Akula Taekwondo owner and head instructor, Joseph Tegler, earned his 4th Degree Black Belt (4th DAN) on Sunday, October 18, 2022. He now holds the rank of Master in World Taekwondo.
Master Tegler began training in the martial arts at age 7. He earned his first-degree black belt at age 13, his second degree black belt at age 14, and his third degree at age 16.
“It takes five to seven years to earn a 1st degree black belt in the World Taekwondo system,” says Tegler. “After that, it takes a minimum of six additional years of training to earn the 4th degree rank.”
And it’s more than just putting in the time. Advancing through belt ranks demands discipline, focus, endurance, and commitment.
“You have to show up, put in your best effort, and stand up when you’ve been knocked down–physically or mentally,” Tegler explains. “And you have to do all that over and over and over.”
It is estimated that 1 of 100 students who start martial arts training will earn a black belt.
“Succeeding at Taekwondo teaches the skills required to succeed in life,” says Tegler. “That’s what students learn through Taekwondo training.”
Tegler gained so much from his journey in Taekwondo that he decided to pay it forward. He began teaching martial arts at age 13. Then, within a month of his 17 birthday, Tegler opened his own martial arts school, Akula Taekwondo, in Novi, MI.
“That was December of 2019. We all know what happened in March of 2020,” says Tegler. “It was definitely a challenging time to start a business.”

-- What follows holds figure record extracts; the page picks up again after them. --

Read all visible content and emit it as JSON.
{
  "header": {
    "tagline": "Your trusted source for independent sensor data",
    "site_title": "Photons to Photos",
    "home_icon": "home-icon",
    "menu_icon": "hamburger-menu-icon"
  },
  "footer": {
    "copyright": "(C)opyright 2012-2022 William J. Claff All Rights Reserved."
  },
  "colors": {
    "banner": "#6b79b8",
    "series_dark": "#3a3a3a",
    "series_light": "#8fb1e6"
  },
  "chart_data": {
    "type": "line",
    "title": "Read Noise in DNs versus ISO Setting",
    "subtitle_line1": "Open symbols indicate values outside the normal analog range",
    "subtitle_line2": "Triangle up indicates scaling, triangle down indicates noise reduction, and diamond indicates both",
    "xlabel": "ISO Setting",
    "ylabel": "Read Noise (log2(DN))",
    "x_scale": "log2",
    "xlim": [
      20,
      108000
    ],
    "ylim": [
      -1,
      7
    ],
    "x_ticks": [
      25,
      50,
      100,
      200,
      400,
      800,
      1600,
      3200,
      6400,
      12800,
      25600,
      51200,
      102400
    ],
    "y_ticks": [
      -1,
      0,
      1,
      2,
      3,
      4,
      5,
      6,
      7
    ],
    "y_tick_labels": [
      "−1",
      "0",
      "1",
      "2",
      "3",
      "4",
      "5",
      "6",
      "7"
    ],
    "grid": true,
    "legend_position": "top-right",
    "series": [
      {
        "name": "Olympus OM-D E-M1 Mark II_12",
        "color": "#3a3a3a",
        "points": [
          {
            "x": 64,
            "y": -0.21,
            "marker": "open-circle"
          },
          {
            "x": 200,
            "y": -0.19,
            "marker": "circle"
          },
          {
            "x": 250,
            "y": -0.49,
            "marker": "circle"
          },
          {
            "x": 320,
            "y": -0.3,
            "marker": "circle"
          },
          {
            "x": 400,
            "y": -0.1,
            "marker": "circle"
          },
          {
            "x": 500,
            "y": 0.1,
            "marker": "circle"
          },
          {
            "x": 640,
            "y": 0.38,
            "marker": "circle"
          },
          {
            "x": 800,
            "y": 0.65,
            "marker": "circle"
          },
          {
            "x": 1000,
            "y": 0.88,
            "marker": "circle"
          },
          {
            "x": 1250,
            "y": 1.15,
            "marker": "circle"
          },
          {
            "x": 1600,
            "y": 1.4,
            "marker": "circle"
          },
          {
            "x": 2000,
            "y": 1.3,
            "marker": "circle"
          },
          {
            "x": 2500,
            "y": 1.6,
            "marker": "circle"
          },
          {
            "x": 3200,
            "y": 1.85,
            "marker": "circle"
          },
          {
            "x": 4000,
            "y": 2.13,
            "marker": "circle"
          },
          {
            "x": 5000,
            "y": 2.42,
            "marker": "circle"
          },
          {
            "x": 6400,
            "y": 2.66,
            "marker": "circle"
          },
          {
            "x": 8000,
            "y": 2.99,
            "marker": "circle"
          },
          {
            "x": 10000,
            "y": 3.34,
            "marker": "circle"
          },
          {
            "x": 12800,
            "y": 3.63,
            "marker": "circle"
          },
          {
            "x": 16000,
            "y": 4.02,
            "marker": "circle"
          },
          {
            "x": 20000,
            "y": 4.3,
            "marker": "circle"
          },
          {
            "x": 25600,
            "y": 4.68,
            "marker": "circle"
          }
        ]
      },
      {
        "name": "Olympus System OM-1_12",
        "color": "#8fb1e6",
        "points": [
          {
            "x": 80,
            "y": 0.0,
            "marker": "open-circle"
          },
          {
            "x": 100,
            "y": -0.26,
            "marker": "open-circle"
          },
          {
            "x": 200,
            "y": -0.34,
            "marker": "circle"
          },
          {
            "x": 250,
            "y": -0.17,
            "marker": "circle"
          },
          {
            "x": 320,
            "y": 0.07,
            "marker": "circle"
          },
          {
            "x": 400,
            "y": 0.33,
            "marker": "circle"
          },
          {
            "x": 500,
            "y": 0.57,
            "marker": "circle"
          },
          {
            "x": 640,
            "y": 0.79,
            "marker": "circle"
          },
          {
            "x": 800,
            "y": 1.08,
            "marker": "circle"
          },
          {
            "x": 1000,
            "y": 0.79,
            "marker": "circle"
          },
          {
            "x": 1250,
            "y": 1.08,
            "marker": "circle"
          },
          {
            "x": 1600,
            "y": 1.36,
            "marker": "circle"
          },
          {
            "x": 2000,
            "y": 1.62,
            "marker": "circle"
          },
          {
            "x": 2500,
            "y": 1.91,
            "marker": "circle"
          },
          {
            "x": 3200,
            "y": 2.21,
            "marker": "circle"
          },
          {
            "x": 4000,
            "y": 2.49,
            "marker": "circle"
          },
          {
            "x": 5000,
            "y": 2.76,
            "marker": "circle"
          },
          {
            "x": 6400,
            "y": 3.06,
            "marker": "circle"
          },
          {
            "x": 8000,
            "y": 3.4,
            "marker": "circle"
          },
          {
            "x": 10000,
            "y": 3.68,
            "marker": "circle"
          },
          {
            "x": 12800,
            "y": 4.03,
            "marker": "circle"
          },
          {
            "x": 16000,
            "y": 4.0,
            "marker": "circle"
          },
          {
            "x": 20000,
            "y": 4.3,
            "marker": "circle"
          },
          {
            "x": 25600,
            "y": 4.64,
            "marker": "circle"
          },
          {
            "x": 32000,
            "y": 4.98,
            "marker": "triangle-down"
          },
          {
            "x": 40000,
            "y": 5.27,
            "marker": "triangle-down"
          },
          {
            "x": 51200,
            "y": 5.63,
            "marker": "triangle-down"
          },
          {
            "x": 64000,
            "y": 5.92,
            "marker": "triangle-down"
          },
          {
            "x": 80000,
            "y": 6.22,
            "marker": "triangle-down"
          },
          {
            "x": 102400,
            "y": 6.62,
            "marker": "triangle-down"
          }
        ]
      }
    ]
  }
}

But if there’s one thing that every martial artist learns, it’s how to rise to a challenge. On March 16, 2020, the day all Michigan businesses were required to close–and long before Zoom fatigue set in–Tegler moved his classes to Facebook Live. He taught group and individual lessons through Facebook. Then, in the summer, he took his classes outdoors.
When businesses began reopening in October 2020, Tegler was thrilled to resume classes in his Novi studio. Slowly, students began enrolling and the school grew.
“These days, we have a busy, active mat,” says Tegler. “I enjoy introducing students of all ages to Taekwondo. And seeing my students grow through Taekwondo is the best.”
Watching Akula students on the mat, it is evident that they share their instructor’s enthusiasm for the art and sport of Taekwondo. During class, they kick, practice forms, and learn self-defense. After class, they walk off the mat with big smiles and amongst rapid chatter.
Most students begin martial arts classes with the goal of earning a black belt, but few achieve this goal. But even with a year or two of martial arts training, benefits are realized.